10 CFR Part 100, Reactor Site Criteria The issues identified in the PRM concerns the dose limits for 10 CFR Part 100, Reactor Site Criteria.

Specifically, these dose limits for an exclusion area are based on radiological exposures, two hours immediately following onset of the postulated fission product release (i.e., not receive a total radiation dose to the whole body in excess of 25 rem or a total radiation dose in excess of 300 rem to the thyroid from iodine exposure). A low population zone of such size that an individual located at any point on its outer boundary who is exposed to the radioactive cloud resulting from the postulated fission product release (during the entire period of its passage) would not receive a total radiation dose to the whole body in excess of 25 rem or a total radiation dose in excess of 300 rem to the thyroid from iodine exposure.

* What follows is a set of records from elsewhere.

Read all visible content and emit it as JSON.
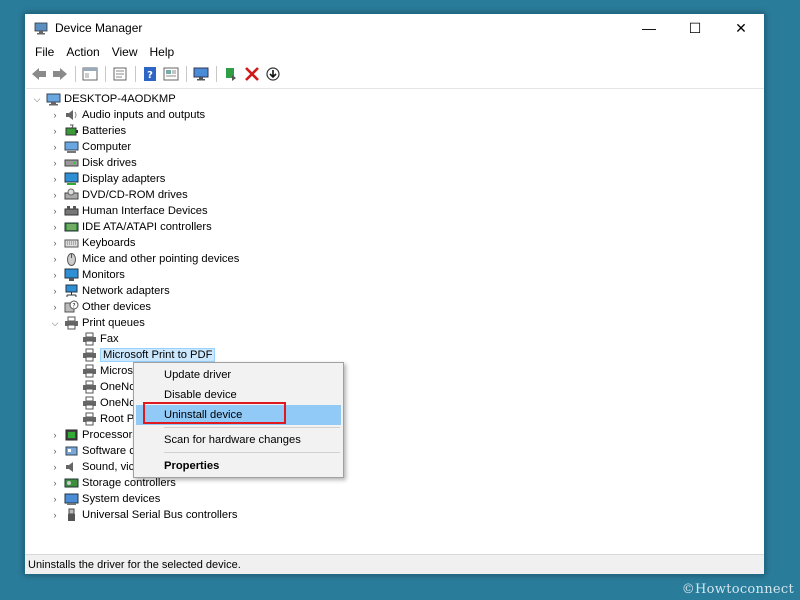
{
  "window": {
    "title": "Device Manager",
    "controls": {
      "minimize": "—",
      "maximize": "☐",
      "close": "✕"
    }
  },
  "menubar": {
    "items": [
      "File",
      "Action",
      "View",
      "Help"
    ]
  },
  "toolbar": {
    "buttons": [
      "back-icon",
      "forward-icon",
      "show-hide-icon",
      "properties-icon",
      "help-icon",
      "view-icon",
      "monitor-scan-icon",
      "enable-device-icon",
      "uninstall-icon",
      "update-driver-icon"
    ]
  },
  "tree": {
    "root": "DESKTOP-4AODKMP",
    "categories": [
      {
        "label": "Audio inputs and outputs",
        "expanded": false
      },
      {
        "label": "Batteries",
        "expanded": false
      },
      {
        "label": "Computer",
        "expanded": false
      },
      {
        "label": "Disk drives",
        "expanded": false
      },
      {
        "label": "Display adapters",
        "expanded": false
      },
      {
        "label": "DVD/CD-ROM drives",
        "expanded": false
      },
      {
        "label": "Human Interface Devices",
        "expanded": false
      },
      {
        "label": "IDE ATA/ATAPI controllers",
        "expanded": false
      },
      {
        "label": "Keyboards",
        "expanded": false
      },
      {
        "label": "Mice and other pointing devices",
        "expanded": false
      },
      {
        "label": "Monitors",
        "expanded": false
      },
      {
        "label": "Network adapters",
        "expanded": false
      },
      {
        "label": "Other devices",
        "expanded": false
      },
      {
        "label": "Print queues",
        "expanded": true
      },
      {
        "label": "Processors",
        "expanded": false
      },
      {
        "label": "Software c",
        "expanded": false
      },
      {
        "label": "Sound, vic",
        "expanded": false
      },
      {
        "label": "Storage controllers",
        "expanded": false
      },
      {
        "label": "System devices",
        "expanded": false
      },
      {
        "label": "Universal Serial Bus controllers",
        "expanded": false
      }
    ],
    "print_queue_children": [
      {
        "label": "Fax",
        "selected": false
      },
      {
        "label": "Microsoft Print to PDF",
        "selected": true
      },
      {
        "label": "Micros",
        "selected": false
      },
      {
        "label": "OneNo",
        "selected": false
      },
      {
        "label": "OneNo",
        "selected": false
      },
      {
        "label": "Root P",
        "selected": false
      }
    ]
  },
  "context_menu": {
    "items": [
      {
        "label": "Update driver",
        "hovered": false,
        "bold": false
      },
      {
        "label": "Disable device",
        "hovered": false,
        "bold": false
      },
      {
        "label": "Uninstall device",
        "hovered": true,
        "bold": false
      },
      {
        "label": "Scan for hardware changes",
        "hovered": false,
        "bold": false
      },
      {
        "label": "Properties",
        "hovered": false,
        "bold": true
      }
    ]
  },
  "statusbar": {
    "text": "Uninstalls the driver for the selected device."
  },
  "watermark": "©Howtoconnect",
  "colors": {
    "desktop": "#2a7c9b",
    "menu_hover": "#91c9f7",
    "selection": "#cce8ff",
    "highlight": "#e0191f"
  }
}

Ms. Annette Vietti Cook August 10, 2020 Page 7 As stated, these are the reactor siting criteria and not the requirements to necessarily manage public or worker radiation exposures. Licensee response to fission product releases are defined in and are in accordance with emergency planning standards §50.47, Emergency Plans, which states that no initial operating license for a nuclear power reactor will be issued unless a finding is made by the NRC that there is reasonable assurance that adequate protective measures can and will be taken in the event of a radiological emergency. The reactor siting process, by design, limits the magnitude of the dose consequences of a design-based accident fission product release. However, the reactor siting criteria is but a single (not sole) barrier to provide reasonable assurance of public health and safety under accident conditions.